In 1948 he met the critic André Bazin, who became the greatest influence in his early life. In 1950, Truffaut joined the French army, then changed his mind and began trying to escape. Bazin helped him out, finding him a job at his newly-formed magazine Cahiers du cinéma. Truffaut became a prolific and controversial critic, one of the proponents of the auteur theory, which first pinned artistic responsibility for a film on the director.

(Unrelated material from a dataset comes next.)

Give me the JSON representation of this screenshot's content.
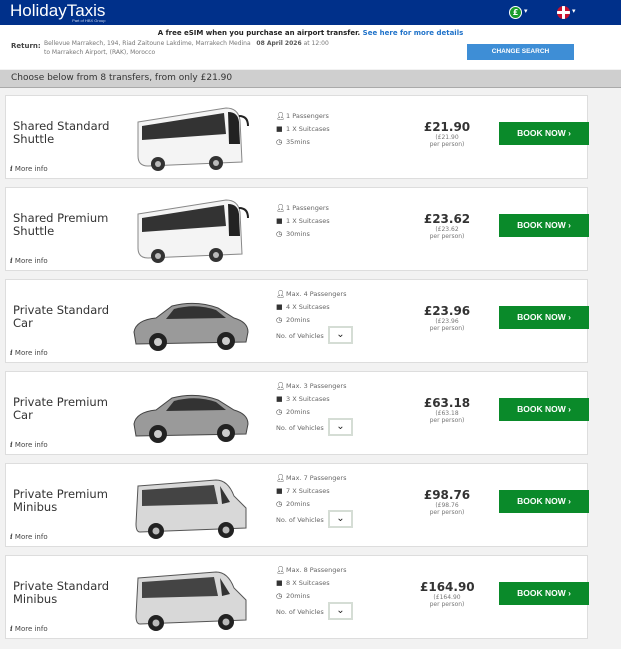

In 1955 he made a short film, Une Visite, following that up with Les Mistons in 1957. In 1959, came his debut feature, Les Quatre Cents Coups (The 400 Blows), one of the films deemed to have launched the French New Wave. He directed more than 20 feature films between 1959 and his death, at only 52, in 1984. Many of his films are regarded as classics, so it has not been easy to select only three to represent his work. The first in our series is The 400 Blows. This, like many of his later films, is semi-autobiographical, with the protagonist, Antoine Doinel, standing in place of Truffaut himself. In this film, Doinel is aged 14 and drops out of school, before falling into a life of petty crime.

Fahrenheit 451

Truffaut went on to make further films in the Doinel series, and these are worth watching, but the second film in our series is rather different – an adaptation of Ray Bradbury’s Fahrenheit 451 (1966), starring Julie Christie and Oskar Werner. Unusually, this one is in English and was made in the UK. An exercise in dystopian science fiction, it envisages a future world where books are banned and firemen are employed to burn them.



Day for Night

The last of our three films is the celebrated Day for Night (1973). This is a film about making a film, with Truffaut himself playing a director struggling with actors and crew in the production of a melodrama entitled Je vous présente Pamela. Truffaut is on top form here and Day for Night is a very clever and funny film.

We hope you will enjoy this small selection from the work of a great director. In order to focus more closely on Truffaut’s films, they will be screened in a consecutive series between 23 January and 20 February 2018.